68 milhões de seguidores não são apenas uma métrica. São um ativo comercial.

De acordo com o IBOPE Repucom, o Flamengo acaba de ultrapassar uma marca que chama atenção até para os padrões do futebol brasileiro: mais de 68 milhões de seguidores somando suas plataformas digitais.

O número, por si só, impressiona. Mas, para quem trabalha com marketing no futebol, talvez a pergunta mais interessante não seja “quantos seguidores o Flamengo tem?”, e sim: o que um clube pode fazer com uma audiência desse tamanho?

Os dados são do IBOPE Repucom, que acompanha mensalmente as maiores bases digitais dos clubes brasileiros. No levantamento divulgado em 1º de setembro, o Flamengo se tornou o primeiro clube de futebol a superar os 68 milhões de seguidores em suas plataformas oficiais. Só em agosto, foram 173 mil novas inscrições. No Instagram, o clube também ultrapassou a marca de 25 milhões de seguidores.

E existe outro detalhe interessante nesse levantamento: aproximadamente 60% do crescimento do Flamengo em agosto veio do TikTok. O mesmo aconteceu com outros grandes clubes, como Corinthians, Santos e Palmeiras.

Isso reflete algo que já não deveria ser novidade para os clubes, mas que ainda parece ser tratado como tendência passageira: a forma de consumir futebol mudou.

O torcedor não está mais apenas no estádio, na televisão ou no rádio. Ele está no celular, consumindo vídeos curtos, bastidores, memes, entrevistas, cortes, conteúdos exclusivos e tudo aquilo que acontece ao redor dos 90 minutos, tornando as redes sociais um ativo para o clube.

Uma base de 68 milhões de pessoas significa uma capacidade enorme de distribuição de conteúdo, relacionamento e, principalmente, de geração de valor para parceiros comerciais.

Um patrocinador não está interessado apenas em colocar sua marca na camisa. Ele quer saber com quem está falando, quantas pessoas consegue alcançar, como pode ativar essa audiência e, principalmente, se existe uma conexão real entre sua marca e o torcedor.
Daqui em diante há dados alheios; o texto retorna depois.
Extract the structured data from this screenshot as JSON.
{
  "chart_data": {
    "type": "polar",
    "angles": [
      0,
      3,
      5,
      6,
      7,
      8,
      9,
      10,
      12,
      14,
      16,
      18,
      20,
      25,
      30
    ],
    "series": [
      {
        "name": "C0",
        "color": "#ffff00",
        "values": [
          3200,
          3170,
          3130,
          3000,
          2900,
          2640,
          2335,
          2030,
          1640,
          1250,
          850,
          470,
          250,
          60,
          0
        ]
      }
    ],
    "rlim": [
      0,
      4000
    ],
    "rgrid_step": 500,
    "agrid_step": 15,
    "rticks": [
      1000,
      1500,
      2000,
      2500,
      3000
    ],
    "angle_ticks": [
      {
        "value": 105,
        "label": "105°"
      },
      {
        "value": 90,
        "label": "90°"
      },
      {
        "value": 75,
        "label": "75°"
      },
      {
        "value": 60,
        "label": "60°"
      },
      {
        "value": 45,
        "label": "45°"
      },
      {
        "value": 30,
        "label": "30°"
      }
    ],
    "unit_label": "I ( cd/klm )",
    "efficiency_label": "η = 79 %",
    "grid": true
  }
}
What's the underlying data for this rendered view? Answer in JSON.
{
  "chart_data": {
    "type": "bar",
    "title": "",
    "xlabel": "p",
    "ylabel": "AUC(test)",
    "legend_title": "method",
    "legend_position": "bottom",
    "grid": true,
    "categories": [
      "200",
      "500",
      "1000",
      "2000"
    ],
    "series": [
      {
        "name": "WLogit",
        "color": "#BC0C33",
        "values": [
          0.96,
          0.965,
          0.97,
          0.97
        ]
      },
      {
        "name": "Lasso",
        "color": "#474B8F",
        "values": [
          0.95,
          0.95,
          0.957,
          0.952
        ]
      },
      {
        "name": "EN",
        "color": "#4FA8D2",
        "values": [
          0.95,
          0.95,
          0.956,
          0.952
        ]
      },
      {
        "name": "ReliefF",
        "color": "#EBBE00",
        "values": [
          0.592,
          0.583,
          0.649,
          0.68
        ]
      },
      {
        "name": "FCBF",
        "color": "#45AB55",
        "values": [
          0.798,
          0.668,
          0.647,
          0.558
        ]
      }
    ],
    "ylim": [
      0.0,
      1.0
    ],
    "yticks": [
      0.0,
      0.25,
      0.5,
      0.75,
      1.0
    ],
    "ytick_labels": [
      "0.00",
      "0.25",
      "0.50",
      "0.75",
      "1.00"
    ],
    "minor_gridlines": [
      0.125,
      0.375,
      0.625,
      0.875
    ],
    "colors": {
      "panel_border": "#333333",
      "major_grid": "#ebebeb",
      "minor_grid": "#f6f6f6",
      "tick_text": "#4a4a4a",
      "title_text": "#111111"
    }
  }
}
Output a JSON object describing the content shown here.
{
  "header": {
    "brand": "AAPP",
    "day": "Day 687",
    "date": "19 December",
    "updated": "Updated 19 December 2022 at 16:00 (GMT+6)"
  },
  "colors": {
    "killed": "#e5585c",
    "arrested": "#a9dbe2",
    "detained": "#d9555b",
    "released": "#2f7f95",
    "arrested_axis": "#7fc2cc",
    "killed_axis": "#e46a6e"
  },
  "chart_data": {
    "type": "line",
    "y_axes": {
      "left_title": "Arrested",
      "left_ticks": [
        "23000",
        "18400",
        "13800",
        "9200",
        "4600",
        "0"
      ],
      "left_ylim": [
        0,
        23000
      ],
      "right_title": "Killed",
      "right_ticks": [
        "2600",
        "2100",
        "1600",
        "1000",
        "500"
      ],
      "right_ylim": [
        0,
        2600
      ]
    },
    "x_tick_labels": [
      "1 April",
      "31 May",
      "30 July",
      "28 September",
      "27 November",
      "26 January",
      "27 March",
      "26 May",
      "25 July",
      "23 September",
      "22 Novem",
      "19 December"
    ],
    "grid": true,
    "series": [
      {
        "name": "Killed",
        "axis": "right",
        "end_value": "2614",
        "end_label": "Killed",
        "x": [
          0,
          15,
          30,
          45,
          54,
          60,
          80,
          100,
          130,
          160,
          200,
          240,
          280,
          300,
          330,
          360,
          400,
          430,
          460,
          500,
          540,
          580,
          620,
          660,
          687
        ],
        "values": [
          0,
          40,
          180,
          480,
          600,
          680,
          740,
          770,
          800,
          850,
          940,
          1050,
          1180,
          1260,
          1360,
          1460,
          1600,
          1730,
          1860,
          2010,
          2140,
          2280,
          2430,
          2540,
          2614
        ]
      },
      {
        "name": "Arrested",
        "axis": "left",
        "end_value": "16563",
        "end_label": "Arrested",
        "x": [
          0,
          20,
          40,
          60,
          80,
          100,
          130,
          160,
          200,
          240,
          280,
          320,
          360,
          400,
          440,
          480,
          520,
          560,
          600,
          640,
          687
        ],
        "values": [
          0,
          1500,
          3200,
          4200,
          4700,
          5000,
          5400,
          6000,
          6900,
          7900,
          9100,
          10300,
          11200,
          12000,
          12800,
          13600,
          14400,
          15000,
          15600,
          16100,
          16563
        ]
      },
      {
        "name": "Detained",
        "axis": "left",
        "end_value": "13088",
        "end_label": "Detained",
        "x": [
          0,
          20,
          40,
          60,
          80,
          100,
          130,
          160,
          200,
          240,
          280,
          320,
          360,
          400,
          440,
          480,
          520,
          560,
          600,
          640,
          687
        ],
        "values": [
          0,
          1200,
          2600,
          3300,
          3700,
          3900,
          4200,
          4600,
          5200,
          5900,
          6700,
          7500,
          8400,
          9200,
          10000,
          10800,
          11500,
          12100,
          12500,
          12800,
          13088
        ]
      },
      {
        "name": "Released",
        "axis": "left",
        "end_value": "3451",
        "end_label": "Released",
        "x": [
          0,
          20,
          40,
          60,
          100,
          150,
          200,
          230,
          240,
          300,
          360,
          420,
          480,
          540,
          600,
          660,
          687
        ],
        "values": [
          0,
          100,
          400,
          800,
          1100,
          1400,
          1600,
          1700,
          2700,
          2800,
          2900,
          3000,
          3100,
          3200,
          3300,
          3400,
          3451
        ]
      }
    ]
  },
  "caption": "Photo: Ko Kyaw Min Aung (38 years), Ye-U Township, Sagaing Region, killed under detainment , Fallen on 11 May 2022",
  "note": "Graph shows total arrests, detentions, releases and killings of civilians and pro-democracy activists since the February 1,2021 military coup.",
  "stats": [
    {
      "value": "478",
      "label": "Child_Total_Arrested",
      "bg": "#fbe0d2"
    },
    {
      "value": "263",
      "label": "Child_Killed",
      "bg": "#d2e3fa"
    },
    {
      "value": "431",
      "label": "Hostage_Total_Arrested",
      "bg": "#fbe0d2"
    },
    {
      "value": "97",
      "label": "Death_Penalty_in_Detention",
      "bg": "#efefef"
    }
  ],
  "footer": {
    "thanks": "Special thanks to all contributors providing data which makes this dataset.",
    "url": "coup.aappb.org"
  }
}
Durante muito tempo, patrocínio foi tratado quase como uma conta simples: exposição de marca no uniforme, número de placas no campo, minutos na televisão e tamanho da audiência.

Hoje, a conversa é muito maior. O clube possui uma audiência própria. Pode produzir conteúdo, criar experiências, lançar produtos, desenvolver campanhas, ativar patrocinadores e construir relacionamento diretamente com milhões de pessoas.

E isso não vale apenas para o Flamengo. O tamanho da audiência obviamente muda de clube para clube. Mas o princípio é o mesmo.

Um clube com uma torcida menor pode não ter 68 milhões de seguidores, mas pode ter algo que muitas marcas procuram cada vez mais: proximidade e comunidade.

Esse talvez seja um dos grandes desafios para os clubes brasileiros nos próximos anos. Não basta acumular seguidores, é preciso entender quem está do outro lado da tela e, principalmente, o que fazer com essa atenção. Porque 68 milhões de seguidores impressionam em uma apresentação comercial, mas uma comunidade engajada, que consome conteúdo, compra produtos, participa de experiências e se conecta com as marcas parceiras, vale muito mais do que um número bonito em um relatório.

Por fim, talvez a grande pergunta para o futebol brasileiro não seja mais “quantos seguidores temos?”. Mas sim:

“Quanto valor conseguimos gerar a partir deles?”

A rede social deixa de ser apenas uma rede social, e passa a ser negócio.

Fonte: IBOPE Repucom – Ranking Digital dos Clubes Brasileiros, setembro de 2026.